Sunday 17 May 2020

Jake the overenthusiastic Cocker Spaniel, last foray in Epping Forest

Jake the Cocker Spaniel enters the Clark household - a great companion for the family but a failure at the shoot! In Bill's last period as a farmer, he and other farmers in Colchester discover a major failure in the design of the new tractors they are buying and have to battle with the manufacturer. Bill and Caroline make a last nature trip to Epping Forest.

Cocker Spaniel, photo Katrina_S
Extracts from Chapter 6 of Bill Clark's autobiography 'Route and Branch'
Full reading available here as a podcast: 
https://archive.org/download/jake-cockerspaniel-gearboxes-epping-forest/Ch6d-Jake-cockerspaniel-gearboxes-epping-forest.mp3

On Christmas day, our gamekeeper came knocking on the door. ‘Happy Christmas Bill,’ he said, and handed me the lead of his liver and white Cocker Spaniel, Jake. Confused, I said, ‘Well, yes, I am sure we can look after him, where are you going?’ He laughed, and said, ‘I’m not going anywhere, he’s yours; Wendy has bought him for you.’ I was a member of Jim’s small ‘shoot’, and knew of young Jake, the biggest and bravest of the keeper’s four dogs, and the occasional misbehaviour when working – which I believed to be due to the way his master handled him. Wendy had obviously thought I could soon put Jake to rights, and this would go some way, to make up for my loss of Julie as a gun dog! Jake and I exchanged enthusiastic greetings, and every spare moment from then on, was taken up in training.

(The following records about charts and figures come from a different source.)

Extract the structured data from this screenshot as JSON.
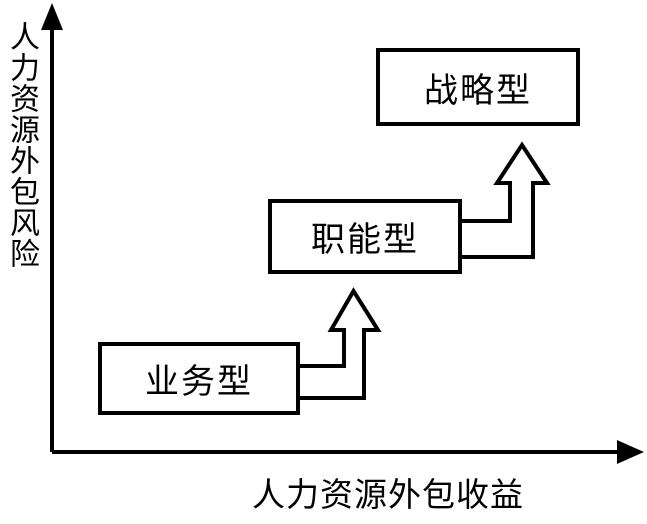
{
  "diagram": {
    "y_axis_label": "人力资源外包风险",
    "x_axis_label": "人力资源外包收益",
    "boxes": [
      {
        "id": "business",
        "label": "业务型"
      },
      {
        "id": "functional",
        "label": "职能型"
      },
      {
        "id": "strategic",
        "label": "战略型"
      }
    ],
    "arrows": [
      {
        "from": "业务型",
        "to": "职能型",
        "direction": "up"
      },
      {
        "from": "职能型",
        "to": "战略型",
        "direction": "up"
      }
    ],
    "colors": {
      "line": "#000000",
      "background": "#ffffff",
      "text": "#000000"
    }
  }
}
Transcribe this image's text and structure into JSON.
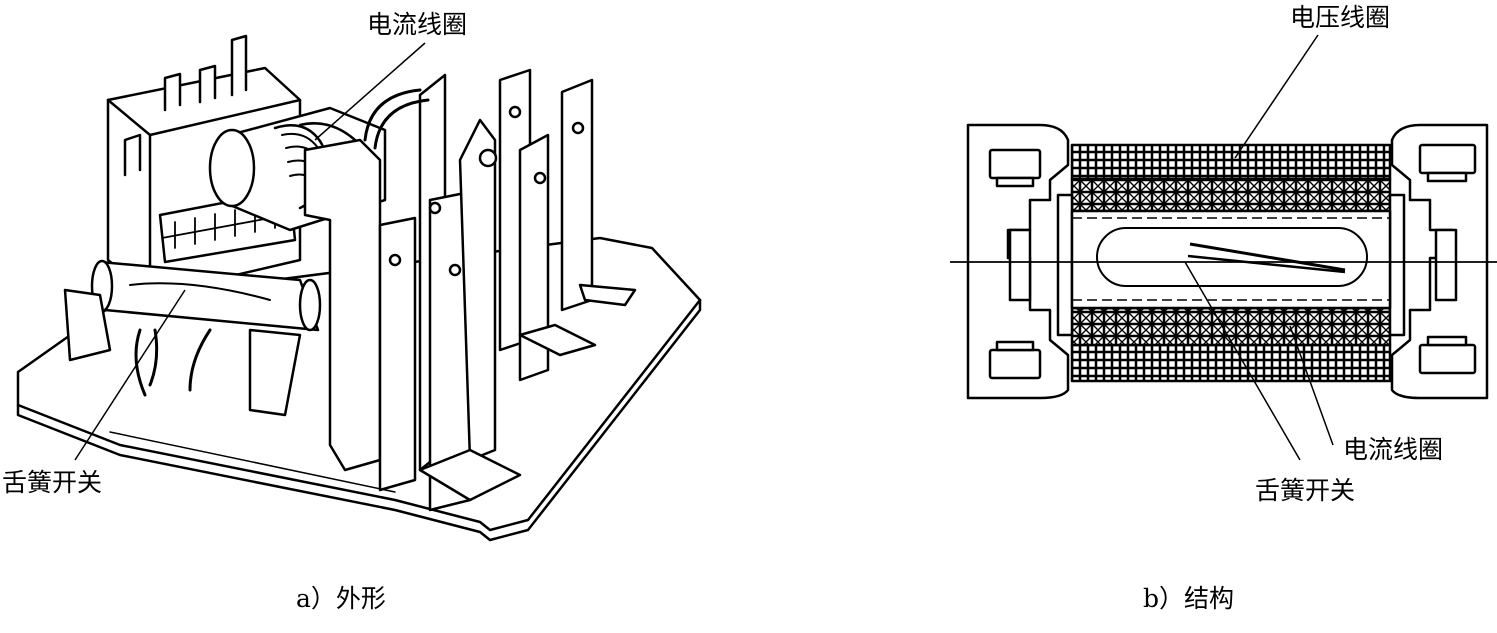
{
  "panel_a": {
    "caption": "a）外形",
    "labels": {
      "current_coil": "电流线圈",
      "reed_switch": "舌簧开关"
    }
  },
  "panel_b": {
    "caption": "b）结构",
    "labels": {
      "voltage_coil": "电压线圈",
      "current_coil": "电流线圈",
      "reed_switch": "舌簧开关"
    }
  }
}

The following autumn I was invited to beat for a prestigious shoot, and specifically asked by the head gamekeeper, to take Jake. The first ‘drive’ was heavy going, but Jake obeyed every whistle, and the pheasants flew forward at an increasing rate to the finish. The second drive was through mature woodland and open ground, but I was asked to take Jake into some very dense bramble patches. None of this made any difference to Jake, he crashed through like a, ‘hot knife through butter’, as the head keeper, so nicely put it. Then suddenly, silence; and in answer to my shouted queries, no one else could see him either. My heart sank! This was the behaviour that had made his previous owner angry. I traipsed around in the wood when the drive was over, whistling and calling, but no sign of him. I reluctantly joined in the drive through the next wood, still giving my ‘Come to heel’ whistle from time to time, much to the amusement of the beaters who had been in the know as to, ‘Jake’s wonderful improvement.’

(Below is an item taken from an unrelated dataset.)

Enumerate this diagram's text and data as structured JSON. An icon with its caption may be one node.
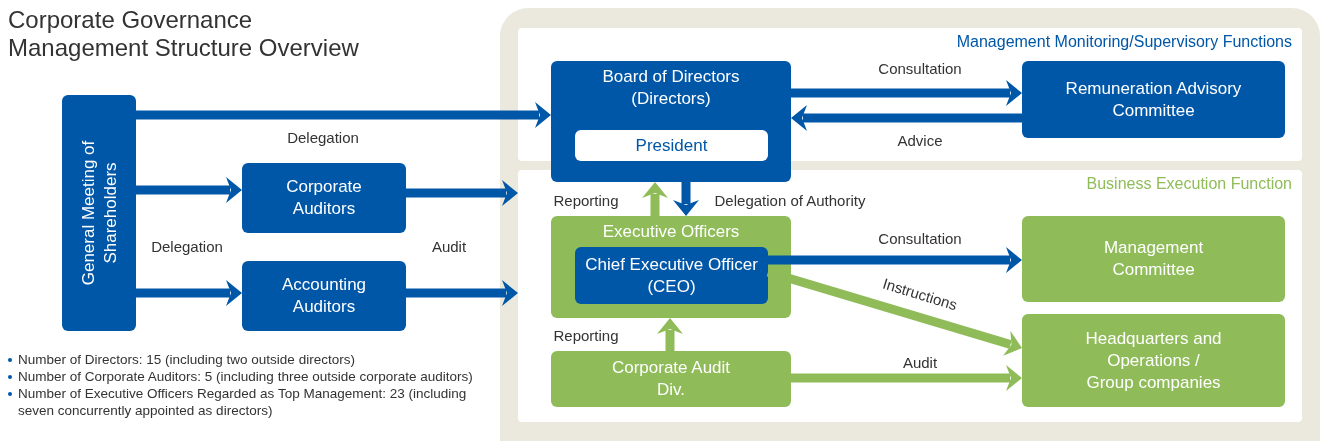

Despite a sudden flurry of shots up ahead, I gloomily kept in line, whistling ever louder and more frequently, with the odd call from nearby grinning beaters. ‘Sounds as if Jake is pulling out all the stops,’ or, ‘Don’t look so worried Bill, he is making up for lost time.’ As we neared the end I could hear frustrated and angry voices, ‘Who’s damned dog is that, get it out of there.’ ‘That blasted dog, has just retrieved my bird.’ And as I burst through the hedge at the end, one called out, ‘If you can’t catch the b***** thing, shoot it!’ I gave a desperate shout, ‘HEEL JAKE,’ ...

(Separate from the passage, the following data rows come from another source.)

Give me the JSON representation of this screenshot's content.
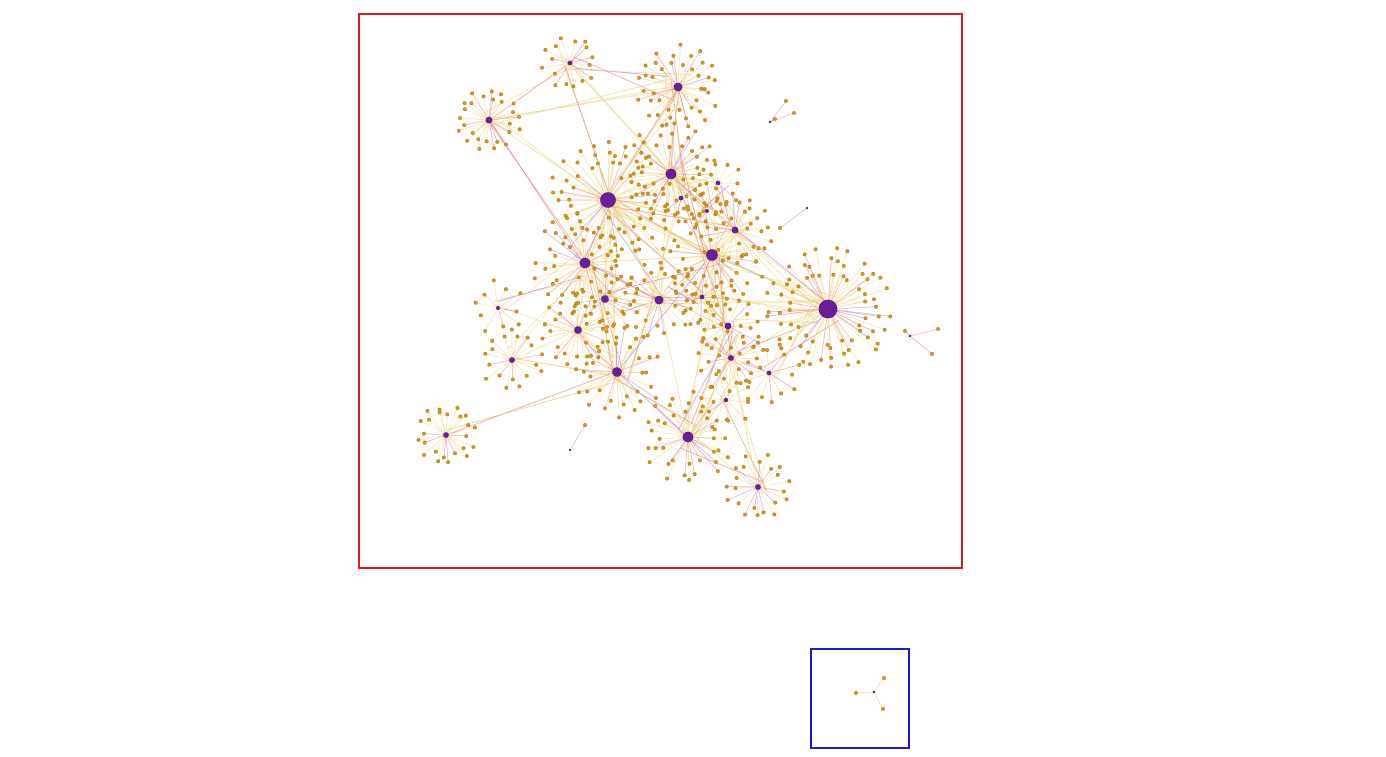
{
  "colors": {
    "background": "#ffffff",
    "main_frame": "#e01a1a",
    "inset_frame": "#1a1ad6",
    "hub_node": "#6a1f9a",
    "hub_stroke": "#4a0f78",
    "leaf_node": "#d99a18",
    "leaf_stroke": "#b07508",
    "edge_yellow": "#e8d27a",
    "edge_red": "#e8707a",
    "edge_purple": "#a77ad8"
  },
  "graph": {
    "panels": [
      "main-network",
      "detail-component"
    ],
    "hubs_main": 26,
    "hubs_detail": 1
  }
}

....As it happened, that very evening I had been invited to the inaugural meeting of the ‘Colchester Machinery Club.’ About a score of us attended in a room at the rear of a Colchester pub and, once the agenda of setting up the club and coercing folk into Committee posts – and voting for them – had finished, we retired to the bar. The serious part of discussing machinery could now begin – the Ford SelectO-Matic was quite high on my list! To our collective surprise, no less than four of us had driven ‘The first tractor to have a gear box problem.’ One had broken down three times within the guarantee period. And a fifth man knew it had happened on a neighbouring farm – and it was all due to our faulty driving! This news was conveyed hotfoot to our respective employers – there must have been some angry phone calls to both Colchester Tractors and Ford's headquarters the following day. Only weeks later, the Select-O-Matic range was no longer available...

...On our field trips, Caroline – who was small for her age – received much notice, for no matter how many pairs of eyes – or field glasses – were peeled, inevitably she would pipe up, ‘Daddy, look at this funny beetle,’ or ‘Look at this lovely caterpillar,’ or ‘Is that the bird we are looking for?’ On what turned out to be her last trip in September 1972 – to look at fungi in Epping Forest – it was obviously beginning to get to one enthusiast when, for the umpteenth time, Caroline, deep in the bracken, called out, ‘Here’s a different one Daddy.’ ‘What can you expect,’ grumbled the lady, ‘of course she will find the most, she is so much nearer the ground than we are.’ But even as she spoke, a voice shrilled, ‘Daddy, Daddy. Look!’ We followed the line of her finger pointing up into a tree. ‘Oh well done,’ said our guide, ‘come over here everyone, Caroline has found a really rare example.’